The 10 banks that control Canary Wharf were 'relieved' the 1,400 unsecured creditors, mostly construction companies, had given their backing to the deal.
There will now be a 28-day 'cooling off' period during which creditors can lodge further claims with the court supervising the deal. But the banks are cautiously optimistic that, with 90 per cent of claims already agreed, there should be no further stumbling blocks.
The unsecured creditors will receive up to 15p in the pound under the deal.
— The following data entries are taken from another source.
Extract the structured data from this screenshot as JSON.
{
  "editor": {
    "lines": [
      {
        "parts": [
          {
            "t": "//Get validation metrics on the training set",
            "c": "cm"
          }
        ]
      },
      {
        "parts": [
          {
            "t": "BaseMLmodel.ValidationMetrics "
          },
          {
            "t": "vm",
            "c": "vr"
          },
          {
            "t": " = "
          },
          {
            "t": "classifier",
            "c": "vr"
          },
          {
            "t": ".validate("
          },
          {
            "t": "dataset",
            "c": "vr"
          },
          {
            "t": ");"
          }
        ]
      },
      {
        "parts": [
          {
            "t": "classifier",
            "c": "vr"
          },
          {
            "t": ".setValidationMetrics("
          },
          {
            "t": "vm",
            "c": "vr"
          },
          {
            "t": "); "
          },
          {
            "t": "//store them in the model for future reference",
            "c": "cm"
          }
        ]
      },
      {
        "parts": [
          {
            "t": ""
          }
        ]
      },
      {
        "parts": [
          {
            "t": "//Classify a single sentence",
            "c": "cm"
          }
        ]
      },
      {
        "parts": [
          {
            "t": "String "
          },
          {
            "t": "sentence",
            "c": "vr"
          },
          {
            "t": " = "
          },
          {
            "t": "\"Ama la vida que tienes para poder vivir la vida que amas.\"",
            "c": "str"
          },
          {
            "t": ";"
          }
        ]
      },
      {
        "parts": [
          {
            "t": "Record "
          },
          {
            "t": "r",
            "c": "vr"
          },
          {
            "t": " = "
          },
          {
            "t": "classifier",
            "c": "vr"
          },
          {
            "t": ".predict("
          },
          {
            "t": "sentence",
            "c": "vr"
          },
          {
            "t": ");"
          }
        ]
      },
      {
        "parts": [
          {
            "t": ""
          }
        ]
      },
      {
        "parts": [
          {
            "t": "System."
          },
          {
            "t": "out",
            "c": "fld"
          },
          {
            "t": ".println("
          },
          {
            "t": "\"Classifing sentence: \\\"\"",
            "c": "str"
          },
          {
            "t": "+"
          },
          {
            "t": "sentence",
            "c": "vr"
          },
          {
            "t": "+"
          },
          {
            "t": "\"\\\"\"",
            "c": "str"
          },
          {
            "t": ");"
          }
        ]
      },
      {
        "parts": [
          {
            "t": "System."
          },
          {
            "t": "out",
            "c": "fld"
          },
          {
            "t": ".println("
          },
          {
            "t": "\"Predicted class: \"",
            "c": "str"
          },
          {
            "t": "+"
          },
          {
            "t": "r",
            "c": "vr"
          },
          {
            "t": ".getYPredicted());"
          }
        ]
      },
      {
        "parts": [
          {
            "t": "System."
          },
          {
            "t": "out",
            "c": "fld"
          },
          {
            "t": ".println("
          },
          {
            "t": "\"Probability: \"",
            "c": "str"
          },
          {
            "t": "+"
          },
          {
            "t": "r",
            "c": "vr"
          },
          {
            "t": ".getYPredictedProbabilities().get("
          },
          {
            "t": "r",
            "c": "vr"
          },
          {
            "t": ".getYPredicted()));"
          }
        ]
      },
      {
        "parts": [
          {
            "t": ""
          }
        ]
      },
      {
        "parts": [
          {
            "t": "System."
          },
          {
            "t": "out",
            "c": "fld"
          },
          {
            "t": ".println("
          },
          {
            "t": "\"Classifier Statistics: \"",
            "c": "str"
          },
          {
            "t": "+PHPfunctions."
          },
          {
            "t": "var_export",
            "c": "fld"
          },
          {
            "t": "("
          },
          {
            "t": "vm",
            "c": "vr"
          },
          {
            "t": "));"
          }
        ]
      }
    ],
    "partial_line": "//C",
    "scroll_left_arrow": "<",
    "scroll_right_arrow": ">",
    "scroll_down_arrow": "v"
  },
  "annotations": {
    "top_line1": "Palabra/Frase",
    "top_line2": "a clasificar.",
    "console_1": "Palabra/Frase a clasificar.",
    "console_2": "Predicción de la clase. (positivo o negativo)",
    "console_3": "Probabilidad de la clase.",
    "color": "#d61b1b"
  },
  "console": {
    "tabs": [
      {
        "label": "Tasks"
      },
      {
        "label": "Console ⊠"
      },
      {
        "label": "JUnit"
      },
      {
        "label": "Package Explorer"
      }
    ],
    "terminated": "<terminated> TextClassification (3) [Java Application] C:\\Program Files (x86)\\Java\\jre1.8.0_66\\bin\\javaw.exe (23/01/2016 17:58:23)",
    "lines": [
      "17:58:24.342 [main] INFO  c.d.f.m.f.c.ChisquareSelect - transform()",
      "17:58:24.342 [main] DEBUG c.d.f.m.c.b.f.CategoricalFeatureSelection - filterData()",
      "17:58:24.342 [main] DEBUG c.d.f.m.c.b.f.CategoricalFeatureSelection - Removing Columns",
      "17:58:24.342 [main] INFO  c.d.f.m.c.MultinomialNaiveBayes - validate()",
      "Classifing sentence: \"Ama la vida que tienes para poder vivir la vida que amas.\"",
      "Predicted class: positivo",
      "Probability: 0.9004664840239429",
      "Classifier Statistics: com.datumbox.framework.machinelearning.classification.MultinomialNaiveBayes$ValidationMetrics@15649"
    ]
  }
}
A further 25p in the pound will be paid to 130 construction trade creditors who will be required to provide warranties on work they have done already.
Administrators Stephen Adamson, Nigel Hamilton and Alan Bloom were appointed to run the development and construct a rescue plan on 28 May 1993. They will apply to the courts to be discharged from the administration, the biggest in British history, in the next few days.
Mr Adamson said: 'After protracted and complex negotiations with numerous parties we believe this is the best deal for the unsecured creditors who would otherwise have received nothing.'
The deal leaves 10 banks, led by Lloyds, as owners of Canary Wharf, under the guise of a new holding company, Sylvester Investments. A new trading company, Canary Wharf Ltd, will continue to build the development, and two senior executives are set to be appointed to run it. One is Sir Peter Levene, the former head of procurement at the Ministry of Defence who is now heading the Docklands Light Railway, and the other is Charles Sanderson, a director of Savills, the property agents.
Two new tenants for Canary Wharf have agreed to move in, on the condition that it successfully leaves administration. Mirror Group Newspapers and London Underground's engineering staff are both ready to move in the autumn and new year, bringing the occupancy rate of the massive office scheme up to 50 per cent.